El brazo que viaja
La realidad supera la ficción. Se sabe. Insiste en ello, me impresiona y tengo que contarlo. Leo que el brazo de San Francisco Javier viajará de Roma a Canadá en asiento de avión. Acto seguido, leo que nevará y me recorre el cuerpo un dejavú XXL.
Busco y lo encuentro. 2006. Si alguien me piratea el ordenador podrá comprobarlo. El brazo viajó a Navarra y me puse con una obrita corta para puro autojubileo. En la primera escena, dos forales, uno veterano y otro recién incorporado al servicio, traían el brazo incorrupto desde Barajas. En el camino, la nevada del siglo. Pinchan y al parar descubren que para acomodar el cofre de la reliquia sacaron la rueda de repuesto del maletero y no la volvieron a meter. Y lío. No tuvo más desarrollo la pieza. Para escribir hay que tener claro qué se quiere contar y está claro que mi estupor se ceñía a la primera escena. Ni eso. Al planteamiento previo. A su contemplación.

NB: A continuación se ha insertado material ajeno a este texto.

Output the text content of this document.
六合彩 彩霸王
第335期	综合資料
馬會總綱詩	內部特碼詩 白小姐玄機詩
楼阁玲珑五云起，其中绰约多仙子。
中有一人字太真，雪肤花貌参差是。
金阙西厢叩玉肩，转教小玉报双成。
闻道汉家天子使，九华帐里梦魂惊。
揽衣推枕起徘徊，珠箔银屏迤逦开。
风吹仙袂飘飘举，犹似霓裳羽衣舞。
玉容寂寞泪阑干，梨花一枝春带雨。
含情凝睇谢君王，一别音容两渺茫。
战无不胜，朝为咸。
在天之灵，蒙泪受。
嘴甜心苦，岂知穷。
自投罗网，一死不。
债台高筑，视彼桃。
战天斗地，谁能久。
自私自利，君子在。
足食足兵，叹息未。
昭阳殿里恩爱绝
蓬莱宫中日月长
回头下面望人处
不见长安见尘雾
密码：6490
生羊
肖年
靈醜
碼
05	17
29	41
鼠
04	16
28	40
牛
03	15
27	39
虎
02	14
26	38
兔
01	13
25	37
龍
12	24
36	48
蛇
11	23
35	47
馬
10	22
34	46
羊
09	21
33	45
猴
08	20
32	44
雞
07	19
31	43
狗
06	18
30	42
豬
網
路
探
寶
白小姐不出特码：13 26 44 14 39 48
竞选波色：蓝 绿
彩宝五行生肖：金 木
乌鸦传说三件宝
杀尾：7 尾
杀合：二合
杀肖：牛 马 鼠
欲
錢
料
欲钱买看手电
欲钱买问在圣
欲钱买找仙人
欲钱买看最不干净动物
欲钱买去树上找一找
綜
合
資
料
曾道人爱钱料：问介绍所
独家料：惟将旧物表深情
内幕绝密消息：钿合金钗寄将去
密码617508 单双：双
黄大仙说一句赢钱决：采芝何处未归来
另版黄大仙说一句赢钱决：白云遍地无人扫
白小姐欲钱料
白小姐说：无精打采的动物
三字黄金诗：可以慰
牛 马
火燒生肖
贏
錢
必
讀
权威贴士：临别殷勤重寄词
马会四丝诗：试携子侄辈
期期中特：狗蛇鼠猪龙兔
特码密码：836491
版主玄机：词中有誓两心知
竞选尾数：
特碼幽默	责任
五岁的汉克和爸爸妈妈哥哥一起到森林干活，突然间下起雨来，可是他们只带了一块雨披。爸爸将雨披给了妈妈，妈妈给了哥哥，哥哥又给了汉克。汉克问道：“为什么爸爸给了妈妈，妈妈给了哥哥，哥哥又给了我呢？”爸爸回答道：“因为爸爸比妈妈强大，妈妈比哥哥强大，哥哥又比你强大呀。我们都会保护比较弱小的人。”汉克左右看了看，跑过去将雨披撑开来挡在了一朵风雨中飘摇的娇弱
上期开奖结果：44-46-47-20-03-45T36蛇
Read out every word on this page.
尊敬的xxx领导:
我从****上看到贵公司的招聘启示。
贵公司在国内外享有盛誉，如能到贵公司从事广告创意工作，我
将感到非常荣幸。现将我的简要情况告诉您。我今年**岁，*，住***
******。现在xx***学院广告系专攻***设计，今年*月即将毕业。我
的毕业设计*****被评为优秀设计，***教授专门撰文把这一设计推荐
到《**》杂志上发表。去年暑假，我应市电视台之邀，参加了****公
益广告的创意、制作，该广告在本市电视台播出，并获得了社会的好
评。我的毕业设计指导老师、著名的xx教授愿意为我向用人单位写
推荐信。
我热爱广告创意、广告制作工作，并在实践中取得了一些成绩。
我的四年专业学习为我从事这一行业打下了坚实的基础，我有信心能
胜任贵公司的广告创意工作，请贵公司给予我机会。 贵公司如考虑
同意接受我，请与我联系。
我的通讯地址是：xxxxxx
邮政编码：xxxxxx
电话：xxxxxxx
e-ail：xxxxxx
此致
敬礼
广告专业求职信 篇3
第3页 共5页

Dramáticamente se puede sacar jugo del incidente en mitad de la nada -siempre pasaría alguien, cuanto más desubicado mejor, y la emisora del vehículo funcionaba, con lo que la conexión con el cuartel de Pamplona estaba asegurada- y del espacio claustrofóbico de un avión. En este caso, el protagonismo recaería en quien se sentara junto al brazo. El conflicto, su incomodidad. ¿Las razones? Filosóficas, políticas, religiosas, incluso sanitarias o inespecíficas. O su comodidad. No tengo interés en continuar la historia. Sigo contemplativa. Para escribir hay que presuponer que pasará algo y como siempre pasa lo mismo es como si no pasara nada. Casi todos los años nieva, el brazo sigue moviéndose cada vez con mayor confort y yo sigo dedicando un tiempo precioso a dejarme abducir por asuntos menores. O igual no tanto.